Au Luxembourg, près d’un employé sur deux a un niveau de compétences qui ne correspond pas à son poste !

A l’heure de la crise du COVID-19 et de la hausse du chômage, détenir les bonnes compétences pour le poste occupé est primordial afin de garantir son maintien dans l’emploi. Cependant, en raison de rapides mutations (globalisation, introduction de nouvelles technologies, etc.) et de frictions sur le marché du travail, de nombreux travailleurs occupent des emplois pour lesquels leurs compétences ne coïncident pas aux besoins de leur poste. Dr Laetitia Hauret et David Marguerit, tous deux chercheurs au Luxembourg Institute of Socio-Economic Research (LISER), ont rédigé un rapport sur ce sujet sensible qu’est l’inadéquation des compétences sur le marché du travail au Luxembourg et dans les pays limitrophes. 1

En effet, l’inadéquation des compétences sur le marché du travail peut avoir d’importants effets sur les travailleurs et la société. Par exemple, les travailleurs n’ayant pas les compétences adaptées à leur poste s’impliquent moins dans leur travail. À l’échelle de la société, cela réduit la capacité de production d’une économie.

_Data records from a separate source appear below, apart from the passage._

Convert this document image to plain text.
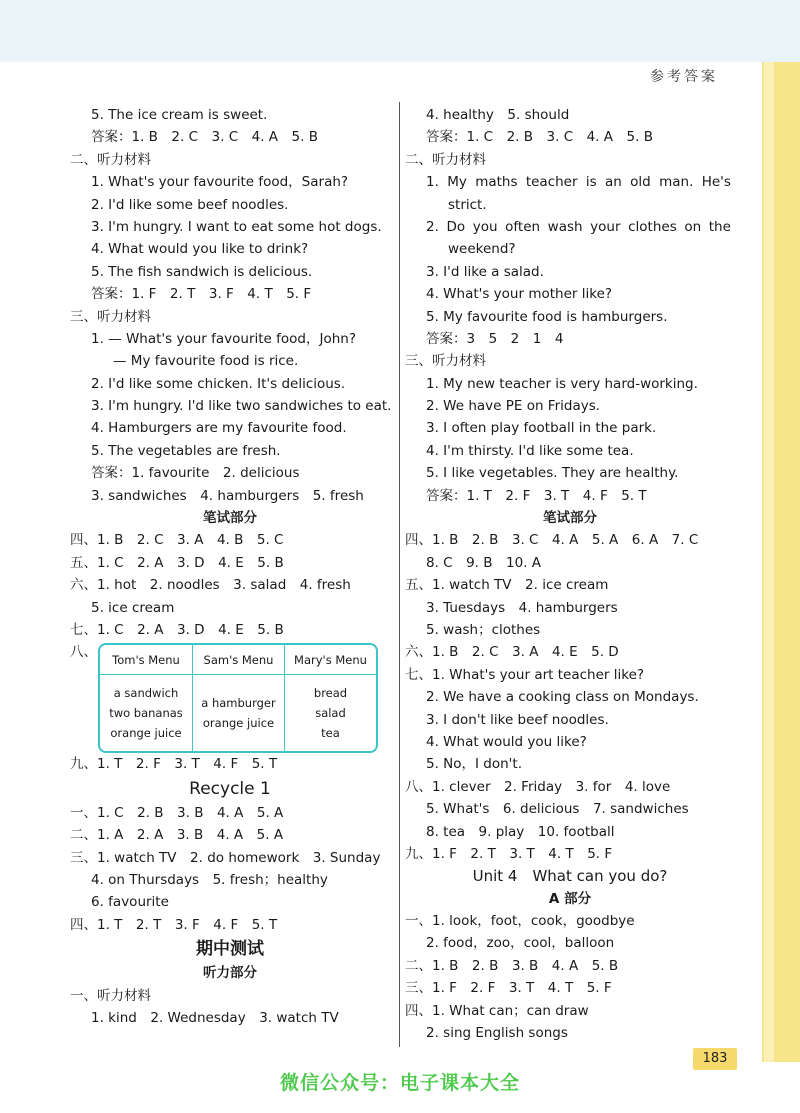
参考答案
5. The ice cream is sweet.
答案：1. B　2. C　3. C　4. A　5. B
二、听力材料
1. What's your favourite food，Sarah?
2. I'd like some beef noodles.
3. I'm hungry. I want to eat some hot dogs.
4. What would you like to drink?
5. The fish sandwich is delicious.
答案：1. F　2. T　3. F　4. T　5. F
三、听力材料
1. — What's your favourite food，John?
— My favourite food is rice.
2. I'd like some chicken. It's delicious.
3. I'm hungry. I'd like two sandwiches to eat.
4. Hamburgers are my favourite food.
5. The vegetables are fresh.
答案：1. favourite　2. delicious
3. sandwiches　4. hamburgers　5. fresh
笔试部分
四、1. B　2. C　3. A　4. B　5. C
五、1. C　2. A　3. D　4. E　5. B
六、1. hot　2. noodles　3. salad　4. fresh
5. ice cream
七、1. C　2. A　3. D　4. E　5. B
八、 Tom's Menu Sam's Menu Mary's Menu
a sandwich
two bananas
orange juice
a hamburger
orange juice
bread
salad
tea
九、1. T　2. F　3. T　4. F　5. T
Recycle 1
一、1. C　2. B　3. B　4. A　5. A
二、1. A　2. A　3. B　4. A　5. A
三、1. watch TV　2. do homework　3. Sunday
4. on Thursdays　5. fresh；healthy
6. favourite
四、1. T　2. T　3. F　4. F　5. T
期中测试
听力部分
一、听力材料
1. kind　2. Wednesday　3. watch TV
4. healthy　5. should
答案：1. C　2. B　3. C　4. A　5. B
二、听力材料
1. My maths teacher is an old man. He's
strict.
2. Do you often wash your clothes on the
weekend?
3. I'd like a salad.
4. What's your mother like?
5. My favourite food is hamburgers.
答案：3　5　2　1　4
三、听力材料
1. My new teacher is very hard-working.
2. We have PE on Fridays.
3. I often play football in the park.
4. I'm thirsty. I'd like some tea.
5. I like vegetables. They are healthy.
答案：1. T　2. F　3. T　4. F　5. T
笔试部分
四、1. B　2. B　3. C　4. A　5. A　6. A　7. C
8. C　9. B　10. A
五、1. watch TV　2. ice cream
3. Tuesdays　4. hamburgers
5. wash；clothes
六、1. B　2. C　3. A　4. E　5. D
七、1. What's your art teacher like?
2. We have a cooking class on Mondays.
3. I don't like beef noodles.
4. What would you like?
5. No，I don't.
八、1. clever　2. Friday　3. for　4. love
5. What's　6. delicious　7. sandwiches
8. tea　9. play　10. football
九、1. F　2. T　3. T　4. T　5. F
Unit 4　What can you do?
A 部分
一、1. look，foot，cook，goodbye
2. food，zoo，cool，balloon
二、1. B　2. B　3. B　4. A　5. B
三、1. F　2. F　3. T　4. T　5. F
四、1. What can；can draw
2. sing English songs
183
微信公众号：电子课本大全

Au Luxembourg, en 2015, 46% des employés résidents ont des compétences en inadéquation avec leur poste (52% en 2005), soit un niveau comparable avec la France et l’Allemagne (45%), mais plus qu’en Belgique (40%). L’inadéquation des compétences est principalement le fait des employés sur-compétents ; ceux qui pourraient remplir des tâches plus complexes. Toutefois, cette catégorie s’est réduite depuis 2005, alors que la part des employés sous-compétents est en expansion.
Le fait d’avoir des compétences en inadéquation avec les besoins du poste pèse sur le bien-être des employés et peut affecter leur rémunération. Au Luxembourg, les employés dont les compétences sont en inadéquation avec leur poste se déclarent moins satisfaits de leur emploi que ceux dotés des bonnes compétences. En revanche, il ne semble pas y avoir de lien entre niveau de salaire et sentiment d’inadéquation des compétences au Luxembourg, contrairement à la Belgique et à la France où le fait d’être sous-compétent est lié négativement au niveau de salaire horaire.
Face à ces mutations sur le marché du travail, les travailleurs doivent donc faire évoluer leurs compétences pour qu’elles soient en adéquation avec les besoins du marché du travail.
Des mesures ont déjà été mises en place pour réduire l’inadéquation des compétences (congé individuel de formation, Digital skills bridge, Fit 4 Digital Future 2.0, Fit4Commerce, Fit 4 Financial Markets, etc.). Cependant, le Luxembourg aurait intérêt de renforcer ses politiques publiques dans ce domaine, car il est probable que le nombre de personnes dotées de compétences inférieures aux exigences de leur poste de travail continue à augmenter dans les années à venir.
Dans ce contexte, il est important d’identifier les compétences recherchées par les employeurs afin d’orienter au mieux l’offre de formations initiales et continues et de guider les individus dans leurs choix de formation. Le LISER a développé un programme de recherche qui poursuit cet objectif. Ce programme se fonde sur une base de données, riche et inédite, qui recense des milliers d’annonces d’offre d’emploi parues en ligne sur plus de 270 portails internet (Monster, Addeco, Jobs.lu, …) au Luxembourg mais aussi dans les pays voisins. Des analyses menées sur les compétences figurant dans ces annonces ont permis de souligner un besoin important en soft skills exprimé par les entreprises luxembourgeoises.

 

Laetitia HAURET
David MARGUERIT

 


1 Les auteurs tiennent à remercier Blandine Lejealle, Pauline Bourgeon, Ludivine Martin, Patrick Thill et Julien Licheron pour leurs commentaires.